Dzisiejszy wpis będzie miał formę przeglądu moich zdjęć dotyczących architektury sakralnej. Nie zamierzam opisywać poszczególnych kościołów, które znajdują się w Santiago. Oczywiście jest tu trochę kościołów katolickich, nie imponują one jednak w porównaniu z europejskimi zabytkami. Chcę natomiast pokazać, jak różnorodne budynki mogą być tutaj świątynią, a przy okazji – jakie wyznania występują w Chile. Rozkład wyznawców wygląda tu podobno następująco:
1. Katolicy – 66,65%
2. Wszelcy protestanci – 16,44%
3. Ateiści i agnostycy – 12,51%
4. Bardzo rozdrobnieni inni – 4,40%
Kościół katolicki traci obecnie swoją pozycję. Chilijczycy podobno raczej nie chodzą do kościoła, a (tak jak pisałem w jednym z poprzednich tekstów) Kościół spadł na trzecie miejsce w rankingu instytucji darzonych największym zaufaniem. Na pierwszym zdjęciu w tle widzimy katedrę – najważniejszy kościół w kraju, ostatnio zdewastowany w związku z napięciami społecznymi. A na pierwszym planie specyficzny rodzaj piłki brazylijskiej – 1 na 1 na sztucznej trawie. Na drugim planie znajdują się rozstawione trybuny w związku z mistrzostwami Chile w piłce ulicznej.

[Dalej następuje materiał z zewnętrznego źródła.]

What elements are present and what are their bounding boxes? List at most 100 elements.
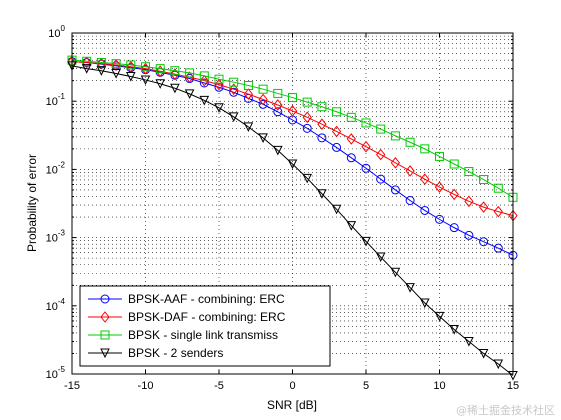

Następnych zdjęć nie będę już komentował. Dodam tylko, że na każdym z nich wywieszono tabliczkę lub plakat z informacją o godzinach spotkań oraz nazwą kościoła. One też są dość ciekawe, ale byłoby już za dużo zdjęć jak na jeden wpis. Wszystkie nazwy zostawiłem po hiszpańsku, nie podejmując się ich tłumaczenia. Moimi ulubionymi są Iglesia Bautista – dom z zardzewiałej blachy, w którego oknie wisiało suszące się pranie – oraz piękna hala Iglesia Cristiana.